Multipart copy skeleton (very large objects)

def multipart_copy_replace_metadata(bucket, key, meta, part_size_bytes=128*1024*1024):
    mpu = s3.create_multipart_upload(
        Bucket=bucket, Key=key,
        Metadata={f'x-amz-meta-{k}': v for k, v in meta.items()}
    )
    upload_id = mpu['UploadId']
    # HEAD to get size; then loop CopyPart with byte ranges of part_size_bytes
    # finally CompleteMultipartUpload with collected ETags

TL;DR you can paste into your doc

• Set user metadata at upload; you cannot patch it later without a COPY (REPLACE) that makes a new version.
• Tags are patchable post-upload; metadata isn’t.
• MPU ETag ≠ content MD5 — store mpu-partsize & mpu-parts if you ever want synthetic ETag audits.
• Backfill = rewrite (request charges, version churn, restore first if in cold tiers). Plan a batch operation (S3 Batch + Lambda/Step Functions) and track BackfillDebt to zero.

there—you’ve got the “do it right next time” and the “we didn’t, now what?” playbooks in one place.

“But isn’t hashing expensive?” (only if you do it wrong)

• Compute once at first touch. You’re already reading the bytes—fold the hash into that I/O.
• Reuse the value—propagate via xattrs/metadata.
• Verify smartly—streaming comparison on recall, full verify on high-value classes, rolling samples elsewhere.
• Budget CPU—pin hashers to cores, align with stripes/placement, and cap concurrency so caches don’t fight you.
• Offload—BLAKE3 or GPU hashing can help, but fix your I/O path first. Hashers starved on I/O measure your patience, not your integrity.

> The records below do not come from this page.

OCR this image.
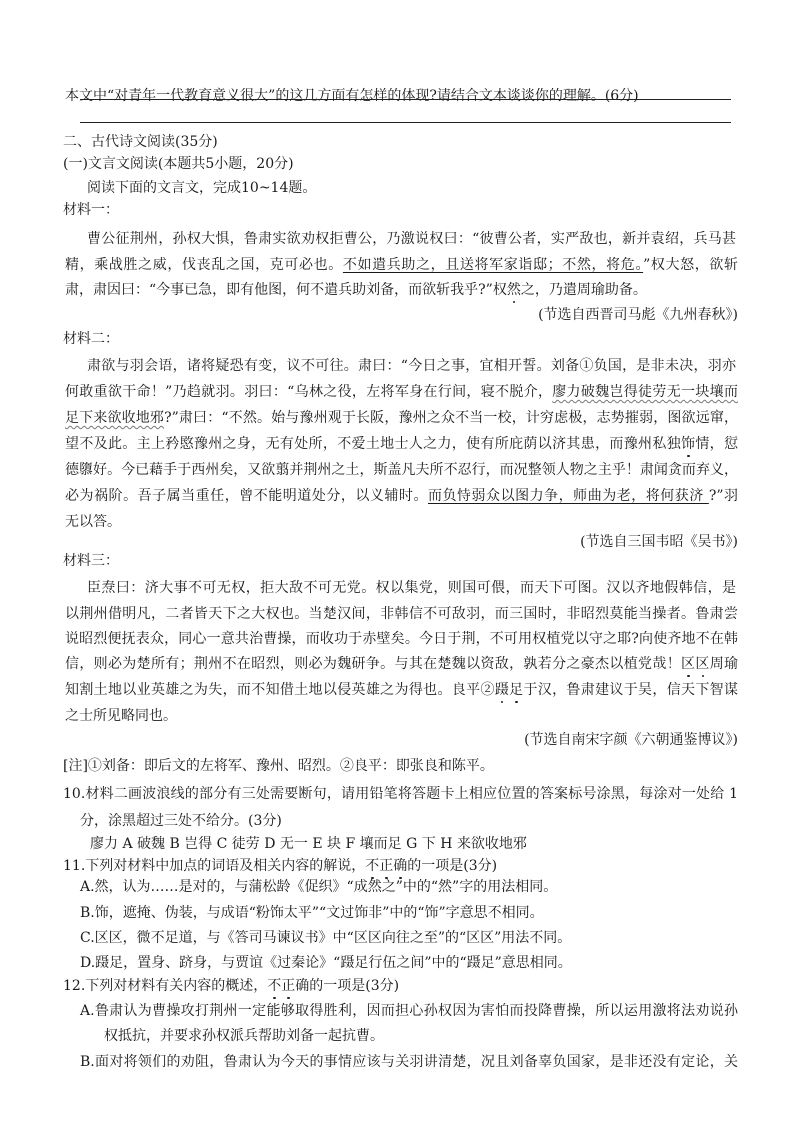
本文中“对青年一代教育意义很大”的这几方面有怎样的体现?请结合文本谈谈你的理解。(6分)
二、古代诗文阅读(35分)
(一)文言文阅读(本题共5小题，20分)
阅读下面的文言文，完成10~14题。
材料一：
曹公征荆州，孙权大惧，鲁肃实欲劝权拒曹公，乃激说权曰：“彼曹公者，实严敌也，新并袁绍，兵马甚
精，乘战胜之威，伐丧乱之国，克可必也。不如遣兵助之，且送将军家诣邸；不然，将危。”权大怒，欲斩
肃，肃因曰：“今事已急，即有他图，何不遣兵助刘备，而欲斩我乎?”权然之，乃遣周瑜助备。
(节选自西晋司马彪《九州春秋》)
材料二：
肃欲与羽会语，诸将疑恐有变，议不可往。肃曰：“今日之事，宜相开誓。刘备①负国，是非未决，羽亦
何敢重欲干命！”乃趋就羽。羽曰：“乌林之役，左将军身在行间，寝不脱介，廖力破魏岂得徒劳无一块壤而
足下来欲收地邪?”肃曰：“不然。始与豫州观于长阪，豫州之众不当一校，计穷虑极，志势摧弱，图欲远窜，
望不及此。主上矜愍豫州之身，无有处所，不爱土地士人之力，使有所庇荫以济其患，而豫州私独饰情，愆
德隳好。今已藉手于西州矣，又欲翦并荆州之土，斯盖凡夫所不忍行，而况整领人物之主乎！肃闻贪而弃义，
必为祸阶。吾子属当重任，曾不能明道处分，以义辅时。而负恃弱众以图力争，师曲为老，将何获济 ?”羽
无以答。
(节选自三国韦昭《吴书》)
材料三：
臣焘曰：济大事不可无权，拒大敌不可无党。权以集党，则国可偎，而天下可图。汉以齐地假韩信，是
以荆州借明凡，二者皆天下之大权也。当楚汉间，非韩信不可敌羽，而三国时，非昭烈莫能当操者。鲁肃尝
说昭烈便抚表众，同心一意共治曹操，而收功于赤壁矣。今日于荆，不可用权植党以守之耶?向使齐地不在韩
信，则必为楚所有；荆州不在昭烈，则必为魏研争。与其在楚魏以资敌，孰若分之豪杰以植党哉！区区周瑜
知割土地以业英雄之为失，而不知借土地以侵英雄之为得也。良平②蹑足于汉，鲁肃建议于吴，信天下智谋
之士所见略同也。
(节选自南宋字颜《六朝通鉴博议》)
[注]①刘备：即后文的左将军、豫州、昭烈。②良平：即张良和陈平。
10.材料二画波浪线的部分有三处需要断句，请用铅笔将答题卡上相应位置的答案标号涂黑，每涂对一处给 1
分，涂黑超过三处不给分。(3分)
廖力 A 破魏 B 岂得 C 徒劳 D 无一 E 块 F 壤而足 G 下 H 来欲收地邪
11.下列对材料中加点的词语及相关内容的解说，不正确的一项是(3分)
A.然，认为……是对的，与蒲松龄《促织》“成然之”中的“然”字的用法相同。
B.饰，遮掩、伪装，与成语“粉饰太平”“文过饰非”中的“饰”字意思不相同。
C.区区，微不足道，与《答司马谏议书》中“区区向往之至”的“区区”用法不同。
D.蹑足，置身、跻身，与贾谊《过秦论》“蹑足行伍之间”中的“蹑足”意思相同。
12.下列对材料有关内容的概述，不正确的一项是(3分)
A.鲁肃认为曹操攻打荆州一定能够取得胜利，因而担心孙权因为害怕而投降曹操，所以运用激将法劝说孙
权抵抗，并要求孙权派兵帮助刘备一起抗曹。
B.面对将领们的劝阻，鲁肃认为今天的事情应该与关羽讲清楚，况且刘备辜负国家，是非还没有定论，关
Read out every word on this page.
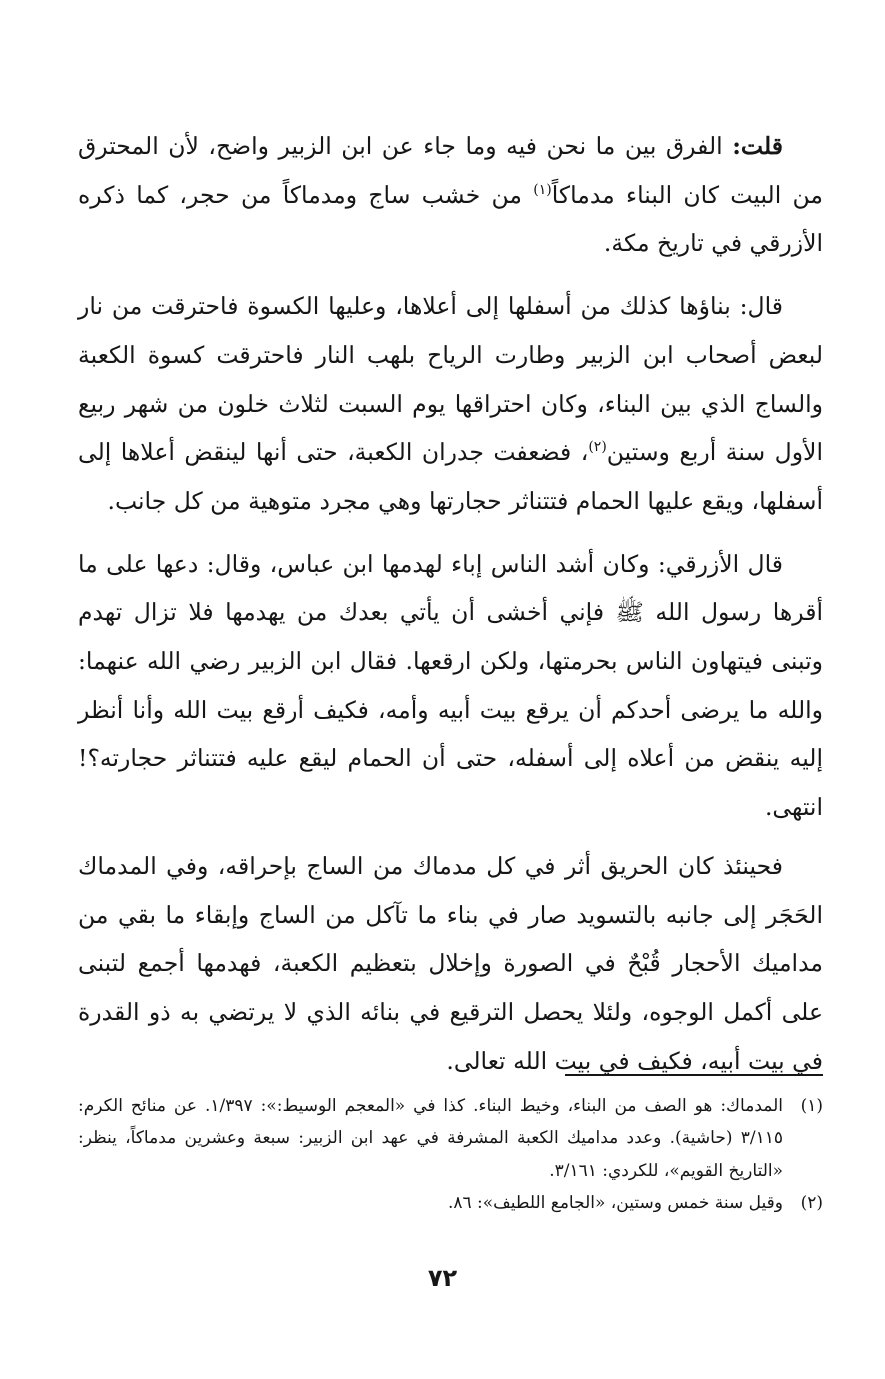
قلت: الفرق بين ما نحن فيه وما جاء عن ابن الزبير واضح، لأن المحترق من البيت كان البناء مدماكاً$^{(١)}$ من خشب ساج ومدماكاً من حجر، كما ذكره الأزرقي في تاريخ مكة.

قال: بناؤها كذلك من أسفلها إلى أعلاها، وعليها الكسوة فاحترقت من نار لبعض أصحاب ابن الزبير وطارت الرياح بلهب النار فاحترقت كسوة الكعبة والساج الذي بين البناء، وكان احتراقها يوم السبت لثلاث خلون من شهر ربيع الأول سنة أربع وستين$^{(٢)}$، فضعفت جدران الكعبة، حتى أنها لينقض أعلاها إلى أسفلها، ويقع عليها الحمام فتتناثر حجارتها وهي مجرد متوهية من كل جانب.

قال الأزرقي: وكان أشد الناس إباء لهدمها ابن عباس، وقال: دعها على ما أقرها رسول الله ﷺ فإني أخشى أن يأتي بعدك من يهدمها فلا تزال تهدم وتبنى فيتهاون الناس بحرمتها، ولكن ارقعها. فقال ابن الزبير رضي الله عنهما: والله ما يرضى أحدكم أن يرقع بيت أبيه وأمه، فكيف أرقع بيت الله وأنا أنظر إليه ينقض من أعلاه إلى أسفله، حتى أن الحمام ليقع عليه فتتناثر حجارته؟! انتهى.

فحينئذ كان الحريق أثر في كل مدماك من الساج بإحراقه، وفي المدماك الحَجَر إلى جانبه بالتسويد صار في بناء ما تآكل من الساج وإبقاء ما بقي من مداميك الأحجار قُبْحٌ في الصورة وإخلال بتعظيم الكعبة، فهدمها أجمع لتبنى على أكمل الوجوه، ولئلا يحصل الترقيع في بنائه الذي لا يرتضي به ذو القدرة في بيت أبيه، فكيف في بيت الله تعالى.

(١)
المدماك: هو الصف من البناء، وخيط البناء. كذا في «المعجم الوسيط:»: ١/٣٩٧. عن منائح الكرم: ٣/١١٥ (حاشية). وعدد مداميك الكعبة المشرفة في عهد ابن الزبير: سبعة وعشرين مدماكاً، ينظر: «التاريخ القويم»، للكردي: ٣/١٦١.
(٢)
وقيل سنة خمس وستين، «الجامع اللطيف»: ٨٦.
٧٢
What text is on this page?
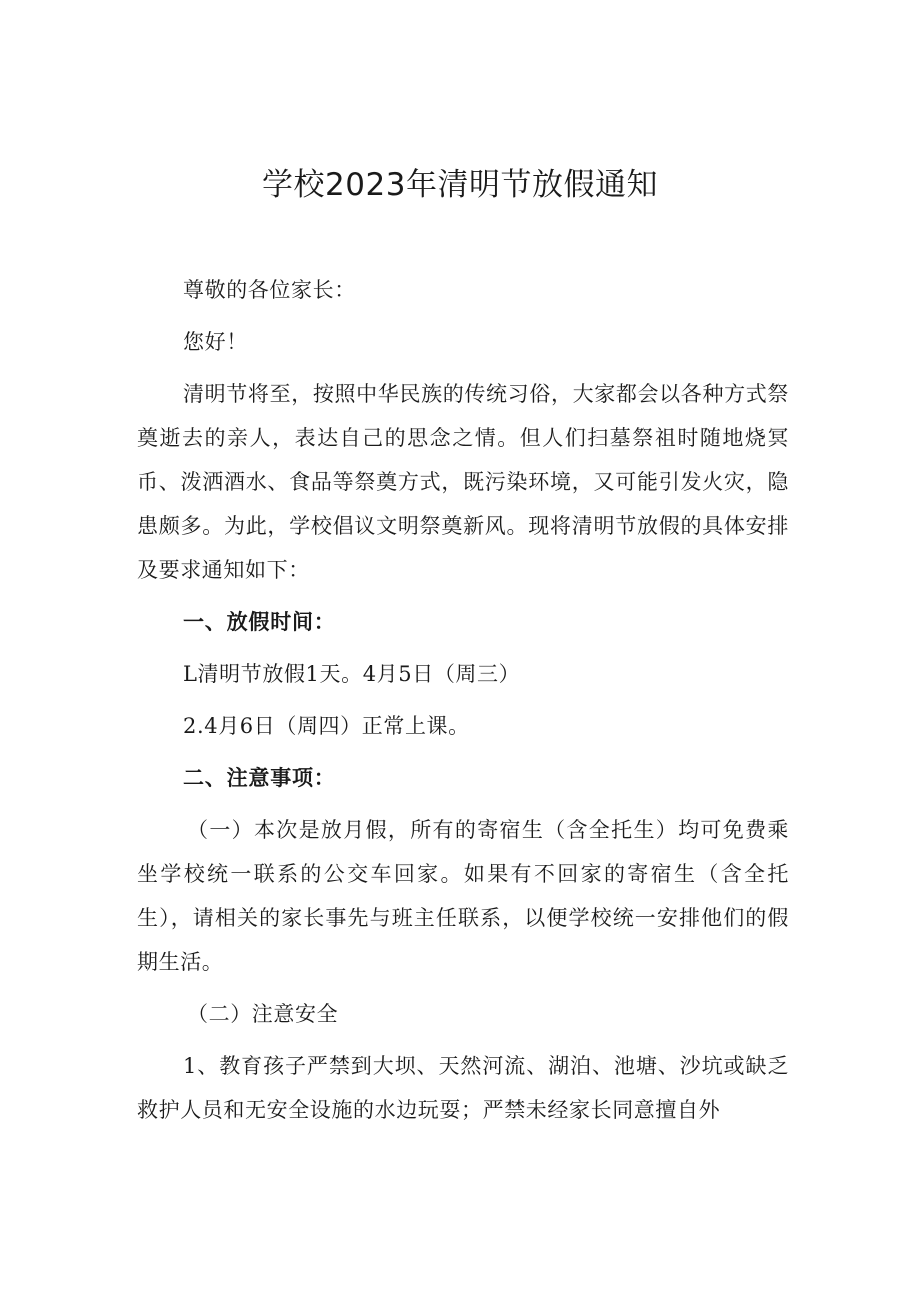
学校2023年清明节放假通知

尊敬的各位家长：

您好！

清明节将至，按照中华民族的传统习俗，大家都会以各种方式祭奠逝去的亲人，表达自己的思念之情。但人们扫墓祭祖时随地烧冥币、泼洒酒水、食品等祭奠方式，既污染环境，又可能引发火灾，隐患颇多。为此，学校倡议文明祭奠新风。现将清明节放假的具体安排及要求通知如下：

一、放假时间：

L清明节放假1天。4月5日（周三）

2.4月6日（周四）正常上课。

二、注意事项：

（一）本次是放月假，所有的寄宿生（含全托生）均可免费乘坐学校统一联系的公交车回家。如果有不回家的寄宿生（含全托生），请相关的家长事先与班主任联系，以便学校统一安排他们的假期生活。

（二）注意安全

1、教育孩子严禁到大坝、天然河流、湖泊、池塘、沙坑或缺乏救护人员和无安全设施的水边玩耍；严禁未经家长同意擅自外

“Junior admin” summary (show this during onboarding)

• Every file/object gets two hashes at first touch: SHA-256 (portable proof) and xxHash64 (fast guardrail).
• We store them in xattrs (POSIX) and metadata/tags (S3).
• We never delete source until the destination proves it matches.
• On recall, we stream-hash and compare before we do anything heroic.
• Mismatches follow a runbook (retry → second copy → alt hash → quarantine → incident).
• Our dashboards track MismatchRate and VerificationDebt; if either budges, we care.

A little snark to keep you awake

If your fixity plan is “the storage vendor said they do checksums,” that’s adorable. When auditors ask your system for proof, try replying, “Trust me, bro.” See how that plays in production.

So what — your next five moves

1. Standardize keys (user.hash.*, x-amz-meta-hash-*, HashValid tag). Write it down.
2. Instrument the pipeline to compute at first touch and propagate forward.
3. Add recall-verify gates (stream hash on read; compare; quarantine on mismatch).
4. Publish SLOs for verification windows and mismatch alarms.
5. Ship the dashboard (MismatchRate, VerificationDebt, Verify throughput, Quarantine queue age).

Do this and your “digital preservation” stops being a poster and becomes a habit your systems can prove—without a séance.